Распутин - Иван Наживин
Шрифт:
Интервал:
Закладка:
— А массы?
— А массы… Mon Dieu,[103] массы… — развел граф руками. — Массы и останутся массами и будут работать на своих новых господ. Соусы, конечно, разные, но суть одна: раньше — отечество, теперь интернационал, раньше Борис Иванович фон Штирен, теперь социалисты, раньше царь, теперь Троцкий…
— Только и всего? — спросил Евгений Иванович, отлично про себя зная, что другого ничего и не бывает.
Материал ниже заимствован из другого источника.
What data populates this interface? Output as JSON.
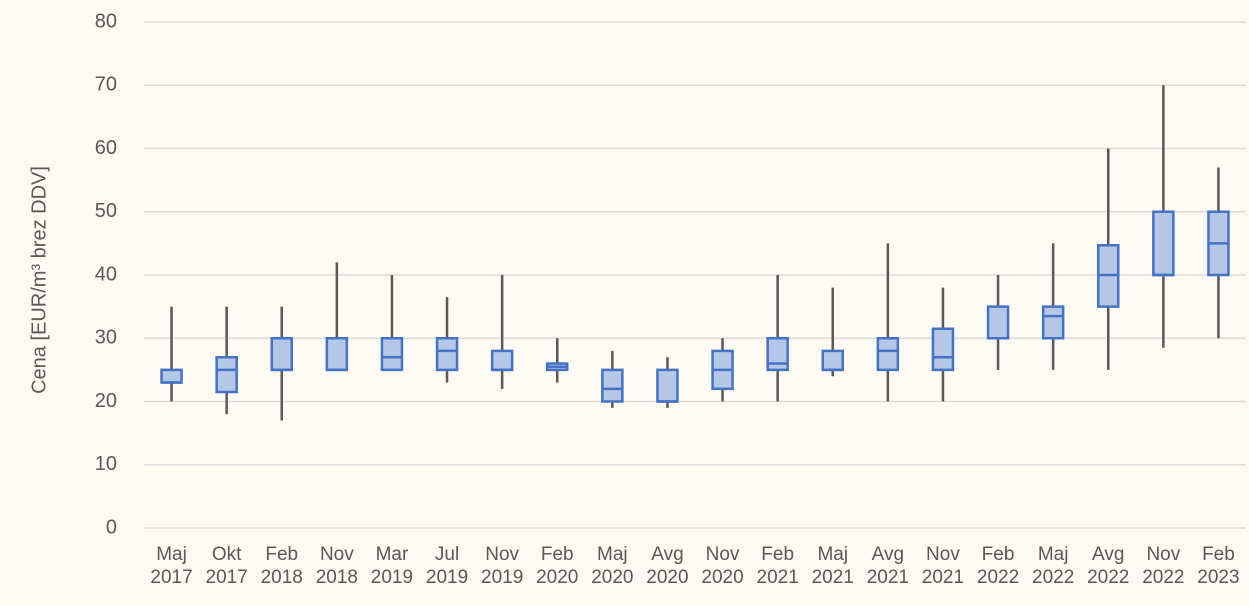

— Только и всего… — сказал граф. — Хотя, чтобы быть точнее и в учете сил жизни не ошибиться, надо принять во внимание совсем неотмеченный новый фактор: и в массы проник теперь скептицизм, и в массе люди покрупнее стали думать не по указке, разрешенной правительством или рабочими вождями, а самостоятельно. И до любопытных вещей иногда договариваются. Мне посчастливилось несколько раз встречаться с Григорием Ефимовичем Распутиным — вот один из очень ярких образчиков Неверов из народа…
— Да какой же он невер? — спросил Евгений Иванович. — Он все насчет божественного больше действовал…
— Это был скептик подлинной марки, который сомневался во всем, а в том числе и в собственных утверждениях… — сказал граф. — А отсюда — широкая терпимость к отрицаемому. И он отвергал не только батюшек с их дряхлыми текстами, он шел много глубже. Вот только на днях моя сестра рассказала мне о нем прелюбопытный факт. Позвали его как-то в одну очень аристократическую семью, где был тяжело болен единственный ребенок: авось поможет… И вдруг Григорий Ефимович уперся: не хочу… «Что такое, в чем дело?» — «Не люблю я помогать ребятам… — сказал он. — Жизнь-то его, может, и спасешь, а из него потом, может, разбойник какой выйдет али еще что похуже. Возьмешь ли на душу его грехи?» Если расшифровать эти его слова, то получится уже сомнение в самом добре и зле. Их относительность тут твердо установлена. И я раз деликатно посоветовал ему не так уж крепко напирать на «Cordon rouge[104]», а он с большим чувством сказал мне: «Дума меня заедает, потому и пью… Думать боюсь, думать не хочу…»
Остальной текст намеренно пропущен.